Julián Redondo
J. Rodríguez
Zinedine Zidane le dice que meta la pierna; los compañeros, que le quieren porque es un buen chaval, le dicen que meta la pierna y, en lugar de esforzarse, de vaciarse, de correr como un galgo y de jugarse el tipo, mete la pata. J. Rodríguez, o sea, James, pronunciado tal y como se escribe, no es el que era.
En el Mónaco era el rey y cuando llegó hace un año al Real Madrid sorprendió favorablemente. Integrado desde el principio. Solidario en el juego. Luchador infatigable, hasta la extenuación.
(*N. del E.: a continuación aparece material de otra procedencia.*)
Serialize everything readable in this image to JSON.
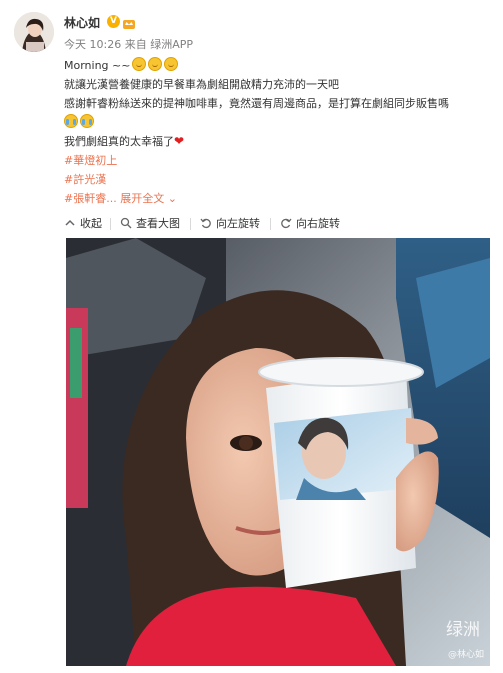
{
  "user": {
    "name": "林心如",
    "verified_badge": "V",
    "avatar_icon": "avatar-icon",
    "crown_icon": "crown-badge-icon"
  },
  "meta": {
    "time": "今天 10:26",
    "from_label": "来自",
    "source": "绿洲APP"
  },
  "content": {
    "line1_text": "Morning ~~",
    "line2": "就讓光漢營養健康的早餐車為劇組開啟精力充沛的一天吧",
    "line3": "感謝軒睿粉絲送來的提神咖啡車，竟然還有周邊商品，是打算在劇組同步販售嗎",
    "line5_text": "我們劇組真的太幸福了",
    "tag1": "#華燈初上",
    "tag2": "#許光漢",
    "tag3": "#張軒睿...",
    "expand": "展开全文",
    "expand_icon": "chevron-down-icon"
  },
  "toolbar": {
    "collapse": "收起",
    "view_large": "查看大图",
    "rotate_left": "向左旋转",
    "rotate_right": "向右旋转"
  },
  "photo": {
    "watermark": "绿洲",
    "watermark_user": "@林心如"
  },
  "colors": {
    "link": "#eb7350",
    "meta": "#808080",
    "text": "#333333",
    "heart": "#e02020"
  }
}
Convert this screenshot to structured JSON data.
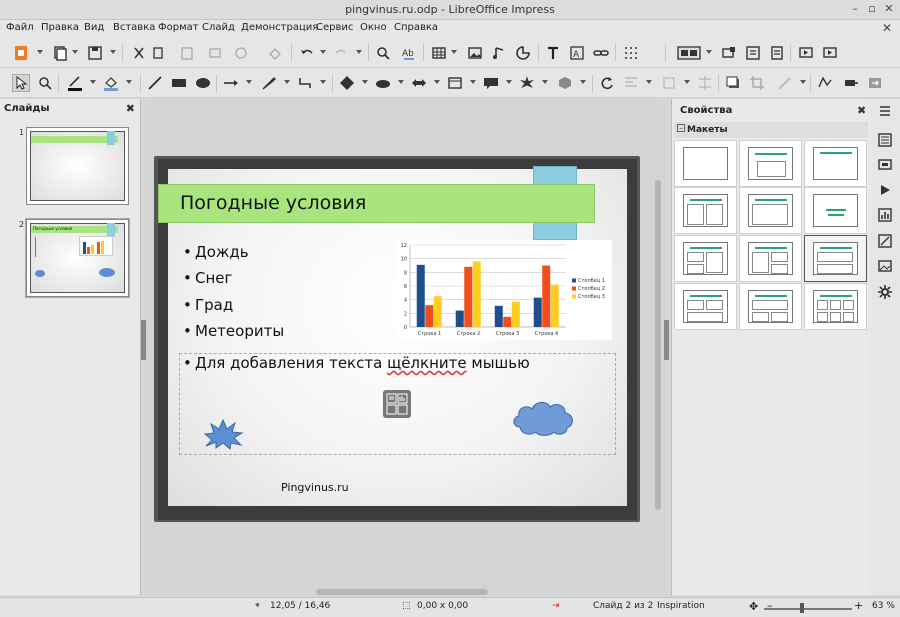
{
  "window": {
    "title": "pingvinus.ru.odp - LibreOffice Impress"
  },
  "menu": [
    "Файл",
    "Правка",
    "Вид",
    "Вставка",
    "Формат",
    "Слайд",
    "Демонстрация",
    "Сервис",
    "Окно",
    "Справка"
  ],
  "slides_panel": {
    "title": "Слайды",
    "thumbs": [
      {
        "num": "1"
      },
      {
        "num": "2",
        "title": "Погодные условия"
      }
    ]
  },
  "slide": {
    "title": "Погодные условия",
    "bullets": [
      "Дождь",
      "Снег",
      "Град",
      "Метеориты"
    ],
    "placeholder": "Для добавления текста щёлкните мышью",
    "placeholder_word": "щёлкните",
    "placeholder_before": "Для добавления текста ",
    "placeholder_after": " мышью",
    "footer": "Pingvinus.ru"
  },
  "chart_data": {
    "type": "bar",
    "categories": [
      "Строка 1",
      "Строка 2",
      "Строка 3",
      "Строка 4"
    ],
    "series": [
      {
        "name": "Столбец 1",
        "color": "#1f4e8c",
        "values": [
          9.1,
          2.4,
          3.1,
          4.3
        ]
      },
      {
        "name": "Столбец 2",
        "color": "#f04e1b",
        "values": [
          3.2,
          8.8,
          1.5,
          9.0
        ]
      },
      {
        "name": "Столбец 3",
        "color": "#ffcc22",
        "values": [
          4.5,
          9.6,
          3.7,
          6.2
        ]
      }
    ],
    "ylim": [
      0,
      12
    ],
    "yticks": [
      "0",
      "2",
      "4",
      "6",
      "8",
      "10",
      "12"
    ],
    "legend": "right",
    "grid": true
  },
  "sidebar": {
    "title": "Свойства",
    "section": "Макеты"
  },
  "status": {
    "position": "12,05 / 16,46",
    "size": "0,00 x 0,00",
    "slide": "Слайд 2 из 2",
    "master": "Inspiration",
    "zoom": "63 %",
    "zoom_level": 0.43
  },
  "colors": {
    "title_band": "#a9e57e",
    "title_tab": "#8ccde0",
    "shape_blue": "#5b8fd1"
  }
}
Goles primorosos, centros exquisitos, pases milimétricos, cambios de juego galácticos. Conectó tan bien, se portó tan guay y jugó tan divinamente que no le faltaron corifeos y turiferarios que reclamaban para este diamante colombiano con cara de niño el Balón de Oro. En España somos muy exagerados. Para todo. Izamos y arriamos. Santificamos y condenamos. Armamos la verraquera en el Congreso con los Toros de Guisando y la cal, los pactos, las rupturas y el «y tú más». Pero J. Rodríguez ha ido a menos. Una lástima. Tan cuesta abajo en la rodada que cuando Rafa Benítez le tomó la matrícula no fue un apunte baladí.
Le ocurre algo a J. Rodríguez, no es el del curso pasado. Benítez dio el aviso a navegantes y Zidane, menos drástico o menos exigente que el antecesor excomulgado, está haciendo lo posible por recuperar al James que deslumbró en el Mundial de Brasil y en la Liga. Le anima situándole en la jerarquía del equipo por delante de Isco, que sale un rato y mete un gol. Zizou quiere que corra como Lucas Vázquez, que meta la pierna como Casemiro, que se vacíe como Borja Mayoral, ¡que le den calambres!; pero le falta fondo, o quizá buenas compañías, o acaso el ambiente cálido, familiar y sereno de antaño.